Following his tenure at St. Thomas Aquinas, Chiesa served as an assistant coach at Dartmouth from 1979 to 1981. He then accepted the head coaching position at Manhattan College, where he coached from 1981 to 1985 and was named the Metro Athletic Conference Coach of the Year in 1983. Chiesa joined Rick Pitino's staff at Providence College as an assistant coach from 1985 to 1987, before becoming head coach for the 1987–88 season. After posting a miserable 11–17 record, Chiesa was replaced as head coach by Rick Barnes who the following season posted an impressive 18–11 record and led the same team to the first round of the NCAA Division I men's basketball tournament.

He joined the Orlando Magic on August 30, 2012, as special consultant to the head coach.
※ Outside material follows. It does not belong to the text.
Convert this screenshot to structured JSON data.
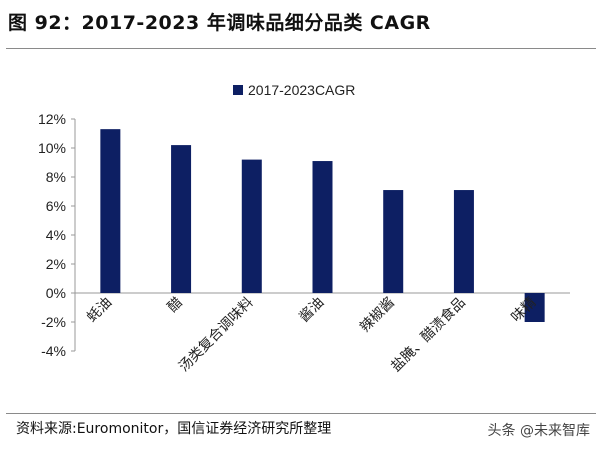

He previously served as a consultant for the NBA Development League for the previous two seasons (2010–12). During his coaching career, Chiesa served as an assistant coach for two Hall of Fame coaches – Jerry Sloan with the Utah Jazz and Rick Pitino at Providence College.

Chiesa was an assistant coach with the Utah Jazz, for 16 seasons from 1989–90 to 2004–05. During his tenure, he helped guide Utah to a pair of Western Conference crowns, three Midwest Division championships, a regular season record of 809–471 (.632) and 14 consecutive postseason appearances, including 149 playoff games. Chiesa has also been an assistant coach with New Jersey, Seattle and Memphis, and was director of pro scouting for the Grizzlies.

Chiesa is one of a select few assistant coaches to serve in both the NBA Finals (1997 and 1998) and the NCAA Final Four (1987).

Chiesa was inducted into the Hudson County Sports Hall of Fame in January 2001 for his achievements as a college and professional basketball coach. He was also inducted into the New England Basketball Hall of Fame in September 2009.

==Personal life==
Chiesa and his wife, Nancy, have two sons, Matthew and Craig.